As noted in an earlier article on the topic, the App Store and Google Play do provide a lot of value for most developers. And while the timing of press around the Fortnite and Netflix decisions creates the perception of a trend, the Netflix revenue test has actually been running for months and only in non-core markets. What Fortnite and Netflix do have in common is the fact that both are not mobile exclusive (and, arguably, not even mobile first) and both have enough gravitas of brand to ask users to jump through onboarding hoops that are non-standard.
For Fortnite, the non-standard onboarding process on Android has not been introduced without consequence: apparently the first Fortnite installer (which users downloaded from the mobile web, not from within Google Play) included a serious vulnerability that allowed any app on the user’s phone to download any type of content in the background. Of course, one service provided to app developers by Google Play in distributing apps is scanning them for vulnerabilities of this sort, and Google — which discovered the bug of its own accord — was likely none too pleased to disclose the existence of the security defect in the Fortnite installer.
But putting aside security concerns, can developers — even large developers with the heft and prominence of Netflix — directly attack Apple’s 30% platform fee? It’s unlikely, which means that this discussion is more or less an exercise in frivolity from the vantage point of smaller developers. Firstly, streaming service Spotify avoids the 30% platform fee by asking users to subscribe on its website, so there’s a precedent for platform fee avoidance for streaming services. Secondly, Netflix isn’t mobile-exclusive: it can be accessed from nearly any device with an internet connection — including streaming directly from its website — and so there’s a case to be made that even subscribers that use the Netflix iOS app wouldn’t necessarily have created their accounts there.

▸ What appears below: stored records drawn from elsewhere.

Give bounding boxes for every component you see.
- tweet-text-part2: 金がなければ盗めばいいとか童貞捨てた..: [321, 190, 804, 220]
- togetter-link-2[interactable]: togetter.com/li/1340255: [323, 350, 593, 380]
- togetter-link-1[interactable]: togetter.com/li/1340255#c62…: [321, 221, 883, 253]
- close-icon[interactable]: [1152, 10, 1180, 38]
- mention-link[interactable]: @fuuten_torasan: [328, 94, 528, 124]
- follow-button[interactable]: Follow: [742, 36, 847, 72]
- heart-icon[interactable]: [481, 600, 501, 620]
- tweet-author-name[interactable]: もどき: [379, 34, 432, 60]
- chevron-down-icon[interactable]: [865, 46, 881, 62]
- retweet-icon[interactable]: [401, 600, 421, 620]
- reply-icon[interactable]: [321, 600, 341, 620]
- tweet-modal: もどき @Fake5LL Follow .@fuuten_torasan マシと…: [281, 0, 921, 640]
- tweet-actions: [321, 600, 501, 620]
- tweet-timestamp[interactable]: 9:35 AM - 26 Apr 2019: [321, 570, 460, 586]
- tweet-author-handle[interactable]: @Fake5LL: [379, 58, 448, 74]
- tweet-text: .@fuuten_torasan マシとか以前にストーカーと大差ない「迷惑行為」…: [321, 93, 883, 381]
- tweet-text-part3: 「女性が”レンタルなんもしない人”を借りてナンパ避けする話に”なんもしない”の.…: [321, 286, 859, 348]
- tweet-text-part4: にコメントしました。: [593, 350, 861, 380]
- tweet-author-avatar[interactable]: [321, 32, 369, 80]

Apple’s problem on this front isn’t found in the cases where big, pre-mobile (more than 3MM people subscribe to Netflix’s DVD delivery service), non-mobile exclusive companies try to avoid its 30% platform fee; such relief isn’t available to other, mobile-exclusive developers, even large ones, and it seems unlikely that developers en masse could mount enough resistance to convince Apple to reduce its fee.
Facebook tested the limits of its relationship with Apple in 2016 when it introduced Instant Games to its mobile app, which appeared to be in direct contravention of the “no app-stores-within-the-app store” rule, and yet tensions between the company never fully erupted, even when Facebook introduced in-app purchases to the Instant Games store (although Facebook recently announced that it will not take an Instant Games platform fee). The careful, precarious dynamic between big companies and Apple with respect to App Store regulations and processing payments is not new, and Apple is navigating it well.
The bigger problem for Apple is Apple Inc. v. Pepper, an antitrust case which the Supreme Court decided to hear in June. The plaintiffs in the suit allege that Apple has created a monopoly by only allowing apps to be distributed on iOS devices via the App Store; while the implications of the case are broader than just Apple’s power to distribute apps — it could re-shape the relationships that big technology companies have with consumers — a loss for Apple would upend distribution dynamics on iOS.
If Apple is forced to open its ecosystem and allow for apps to be distributed outside of the App Store, as is the case on Android, then the company might have reason to fear that its services revenue, which it announced grew 31% year-over-year in its last quarterly report, is in jeopardy. But short of the mobile landscape being totally reshaped by a Supreme Court ruling, it seems unlikely that big companies like Netflix skirting platform fees will have broader effects on the mobile app economy.